Kastentext: Lysosomale Speicherkrankheiten
Es gibt über 40 genetisch bedingte lysosomale Speicherkrankheiten. Sie sind charakterisiert durch die Akkumulation oder Speicherung von Substraten, die wegen eines Enzymmangels nicht abgebaut werden, in den Lysosomen von Zellen. Die bekanntesten sind neben dem Morbus Fabry (Mangel an Alpha-Galaktosidase, Enzymtherapie verfügbar) der Morbus Gaucher (Mangel an Beta-Glukosidase; Enzymtherapie verfügbar), der Morbus Pompe (Mangel an Alpha-Glukosidase; Enzymtherapie in Phase-II-Studien), der Morbus Niemann-Pick (Mangel an saurer Sphingomyelinase, Enzymtherapie in der Präklinik) und die Mukopolysaccharidose I (Enzymtherapie in Phase-III-Studien).
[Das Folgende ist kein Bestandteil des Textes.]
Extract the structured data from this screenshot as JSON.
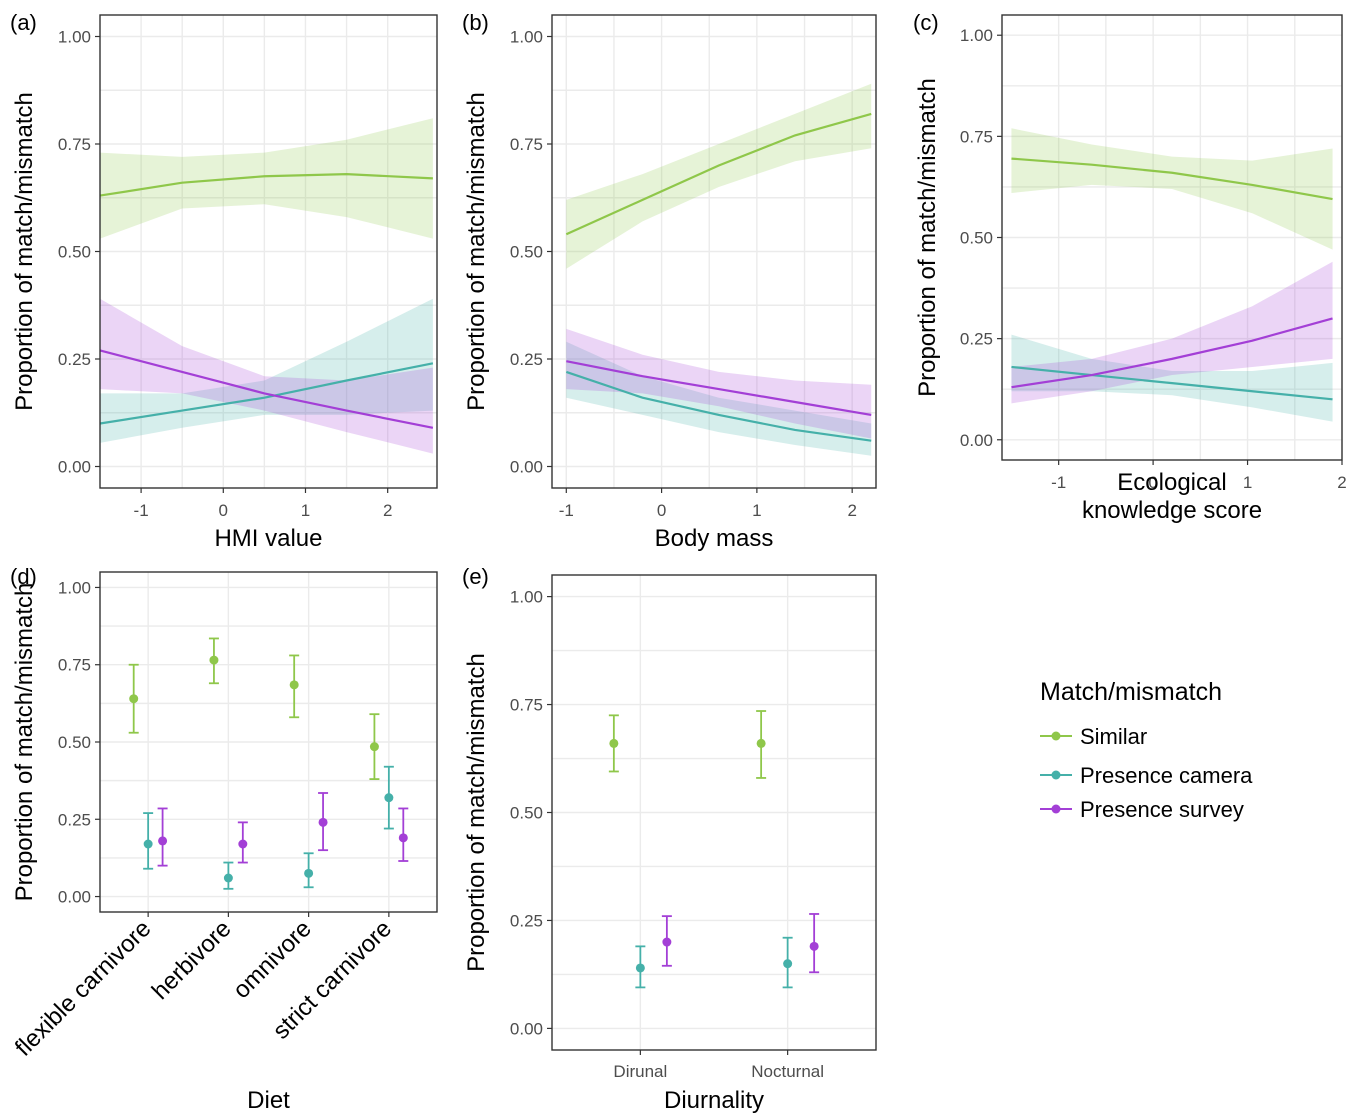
{
  "legend": {
    "title": "Match/mismatch",
    "placement": "right",
    "items": [
      {
        "label": "Similar",
        "color": "#8fc74a"
      },
      {
        "label": "Presence camera",
        "color": "#45b0a9"
      },
      {
        "label": "Presence survey",
        "color": "#a33fd6"
      }
    ]
  },
  "chart_data": [
    {
      "panel": "(a)",
      "type": "line",
      "xlabel": "HMI value",
      "ylabel": "Proportion of match/mismatch",
      "xlim": [
        -1.5,
        2.6
      ],
      "ylim": [
        0,
        1
      ],
      "xticks": [
        -1,
        0,
        1,
        2
      ],
      "xtick_labels": [
        "-1",
        "0",
        "1",
        "2"
      ],
      "yticks": [
        0,
        0.25,
        0.5,
        0.75,
        1
      ],
      "ytick_labels": [
        "0.00",
        "0.25",
        "0.50",
        "0.75",
        "1.00"
      ],
      "grid": true,
      "series": [
        {
          "name": "Similar",
          "color": "#8fc74a",
          "x": [
            -1.5,
            -0.5,
            0.5,
            1.5,
            2.55
          ],
          "y": [
            0.63,
            0.66,
            0.675,
            0.68,
            0.67
          ],
          "lower": [
            0.53,
            0.6,
            0.61,
            0.58,
            0.53
          ],
          "upper": [
            0.73,
            0.72,
            0.73,
            0.76,
            0.81
          ]
        },
        {
          "name": "Presence camera",
          "color": "#45b0a9",
          "x": [
            -1.5,
            -0.5,
            0.5,
            1.5,
            2.55
          ],
          "y": [
            0.1,
            0.13,
            0.16,
            0.2,
            0.24
          ],
          "lower": [
            0.055,
            0.09,
            0.12,
            0.12,
            0.13
          ],
          "upper": [
            0.17,
            0.17,
            0.2,
            0.29,
            0.39
          ]
        },
        {
          "name": "Presence survey",
          "color": "#a33fd6",
          "x": [
            -1.5,
            -0.5,
            0.5,
            1.5,
            2.55
          ],
          "y": [
            0.27,
            0.22,
            0.17,
            0.13,
            0.09
          ],
          "lower": [
            0.18,
            0.17,
            0.13,
            0.08,
            0.03
          ],
          "upper": [
            0.39,
            0.28,
            0.21,
            0.2,
            0.23
          ]
        }
      ]
    },
    {
      "panel": "(b)",
      "type": "line",
      "xlabel": "Body mass",
      "ylabel": "Proportion of match/mismatch",
      "xlim": [
        -1.15,
        2.25
      ],
      "ylim": [
        0,
        1
      ],
      "xticks": [
        -1,
        0,
        1,
        2
      ],
      "xtick_labels": [
        "-1",
        "0",
        "1",
        "2"
      ],
      "yticks": [
        0,
        0.25,
        0.5,
        0.75,
        1
      ],
      "ytick_labels": [
        "0.00",
        "0.25",
        "0.50",
        "0.75",
        "1.00"
      ],
      "grid": true,
      "series": [
        {
          "name": "Similar",
          "color": "#8fc74a",
          "x": [
            -1,
            -0.2,
            0.6,
            1.4,
            2.2
          ],
          "y": [
            0.54,
            0.62,
            0.7,
            0.77,
            0.82
          ],
          "lower": [
            0.46,
            0.57,
            0.65,
            0.71,
            0.74
          ],
          "upper": [
            0.62,
            0.68,
            0.75,
            0.82,
            0.89
          ]
        },
        {
          "name": "Presence camera",
          "color": "#45b0a9",
          "x": [
            -1,
            -0.2,
            0.6,
            1.4,
            2.2
          ],
          "y": [
            0.22,
            0.16,
            0.12,
            0.085,
            0.06
          ],
          "lower": [
            0.16,
            0.12,
            0.08,
            0.05,
            0.025
          ],
          "upper": [
            0.29,
            0.21,
            0.16,
            0.13,
            0.1
          ]
        },
        {
          "name": "Presence survey",
          "color": "#a33fd6",
          "x": [
            -1,
            -0.2,
            0.6,
            1.4,
            2.2
          ],
          "y": [
            0.245,
            0.21,
            0.18,
            0.15,
            0.12
          ],
          "lower": [
            0.18,
            0.17,
            0.14,
            0.1,
            0.065
          ],
          "upper": [
            0.32,
            0.26,
            0.22,
            0.2,
            0.19
          ]
        }
      ]
    },
    {
      "panel": "(c)",
      "type": "line",
      "xlabel": "Ecological\nknowledge score",
      "ylabel": "Proportion of match/mismatch",
      "xlim": [
        -1.6,
        2.0
      ],
      "ylim": [
        0,
        1
      ],
      "xticks": [
        -1,
        0,
        1,
        2
      ],
      "xtick_labels": [
        "-1",
        "0",
        "1",
        "2"
      ],
      "yticks": [
        0,
        0.25,
        0.5,
        0.75,
        1
      ],
      "ytick_labels": [
        "0.00",
        "0.25",
        "0.50",
        "0.75",
        "1.00"
      ],
      "grid": true,
      "series": [
        {
          "name": "Similar",
          "color": "#8fc74a",
          "x": [
            -1.5,
            -0.65,
            0.2,
            1.05,
            1.9
          ],
          "y": [
            0.695,
            0.68,
            0.66,
            0.63,
            0.595
          ],
          "lower": [
            0.61,
            0.63,
            0.62,
            0.56,
            0.47
          ],
          "upper": [
            0.77,
            0.73,
            0.7,
            0.69,
            0.72
          ]
        },
        {
          "name": "Presence camera",
          "color": "#45b0a9",
          "x": [
            -1.5,
            -0.65,
            0.2,
            1.05,
            1.9
          ],
          "y": [
            0.18,
            0.16,
            0.14,
            0.12,
            0.1
          ],
          "lower": [
            0.12,
            0.12,
            0.11,
            0.08,
            0.045
          ],
          "upper": [
            0.26,
            0.2,
            0.17,
            0.17,
            0.19
          ]
        },
        {
          "name": "Presence survey",
          "color": "#a33fd6",
          "x": [
            -1.5,
            -0.65,
            0.2,
            1.05,
            1.9
          ],
          "y": [
            0.13,
            0.16,
            0.2,
            0.245,
            0.3
          ],
          "lower": [
            0.09,
            0.12,
            0.16,
            0.18,
            0.2
          ],
          "upper": [
            0.18,
            0.2,
            0.25,
            0.33,
            0.44
          ]
        }
      ]
    },
    {
      "panel": "(d)",
      "type": "scatter",
      "xlabel": "Diet",
      "ylabel": "Proportion of match/mismatch",
      "categories": [
        "flexible carnivore",
        "herbivore",
        "omnivore",
        "strict carnivore"
      ],
      "ylim": [
        0,
        1
      ],
      "yticks": [
        0,
        0.25,
        0.5,
        0.75,
        1
      ],
      "ytick_labels": [
        "0.00",
        "0.25",
        "0.50",
        "0.75",
        "1.00"
      ],
      "grid": true,
      "series": [
        {
          "name": "Similar",
          "color": "#8fc74a",
          "values": [
            0.64,
            0.765,
            0.685,
            0.485
          ],
          "lower": [
            0.53,
            0.69,
            0.58,
            0.38
          ],
          "upper": [
            0.75,
            0.835,
            0.78,
            0.59
          ]
        },
        {
          "name": "Presence camera",
          "color": "#45b0a9",
          "values": [
            0.17,
            0.06,
            0.075,
            0.32
          ],
          "lower": [
            0.09,
            0.025,
            0.03,
            0.22
          ],
          "upper": [
            0.27,
            0.11,
            0.14,
            0.42
          ]
        },
        {
          "name": "Presence survey",
          "color": "#a33fd6",
          "values": [
            0.18,
            0.17,
            0.24,
            0.19
          ],
          "lower": [
            0.1,
            0.11,
            0.15,
            0.115
          ],
          "upper": [
            0.285,
            0.24,
            0.335,
            0.285
          ]
        }
      ]
    },
    {
      "panel": "(e)",
      "type": "scatter",
      "xlabel": "Diurnality",
      "ylabel": "Proportion of match/mismatch",
      "categories": [
        "Dirunal",
        "Nocturnal"
      ],
      "ylim": [
        0,
        1
      ],
      "yticks": [
        0,
        0.25,
        0.5,
        0.75,
        1
      ],
      "ytick_labels": [
        "0.00",
        "0.25",
        "0.50",
        "0.75",
        "1.00"
      ],
      "grid": true,
      "series": [
        {
          "name": "Similar",
          "color": "#8fc74a",
          "values": [
            0.66,
            0.66
          ],
          "lower": [
            0.595,
            0.58
          ],
          "upper": [
            0.725,
            0.735
          ]
        },
        {
          "name": "Presence camera",
          "color": "#45b0a9",
          "values": [
            0.14,
            0.15
          ],
          "lower": [
            0.095,
            0.095
          ],
          "upper": [
            0.19,
            0.21
          ]
        },
        {
          "name": "Presence survey",
          "color": "#a33fd6",
          "values": [
            0.2,
            0.19
          ],
          "lower": [
            0.145,
            0.13
          ],
          "upper": [
            0.26,
            0.265
          ]
        }
      ]
    }
  ]
}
Die Enzymzufuhr muss zielgerichtet zu den Lysosomen erfolgen, dem eigentlichen Wirkort, an dem die Enzyme ihre katalytische Wirkung entfalten. Erreicht wird dies durch ein spezielles Glykosilierungsmuster der Polysaccharidseitenketten, bei denen der endständige Zuckerrest als Erkennungssignal dient. Nach Aufnahme in die Zellen gelangen die Enzyme in die Lysosomen und werden erst im dortigen sauren Milieu aktiviert.
Quelle: Einführungs-Fachpressekonferenz "Fabrazyme – die Therapieoption für eine seltene Speicherkrankheit", München, 19. Juni 2001, veranstaltet von Genzyme, Alzenau.
"Orphan Drugs" sind auf dem Arzneimittelmarkt eher selten. Dienen sie doch der Behandlung von Krankheiten, die oft schwerwiegend, aber nicht häufig und damit auch nicht gewinnversprechend sind. Besonders bemerkenswert ist deshalb die Zulassung eines gentechnisch hergestellten Enzyms zur Therapie des Morbus Fabry, einer lysosomalen Speicherkrankheit. Bei einer Inzidenz von 1 : 40000 wird ein Arzt nicht häufiger als ein bis zwei Mal während seiner beruflichen Tätigkeit damit konfrontiert. Das Problem liegt damit auf der Hand: die rechtzeitige Diagnosestellung.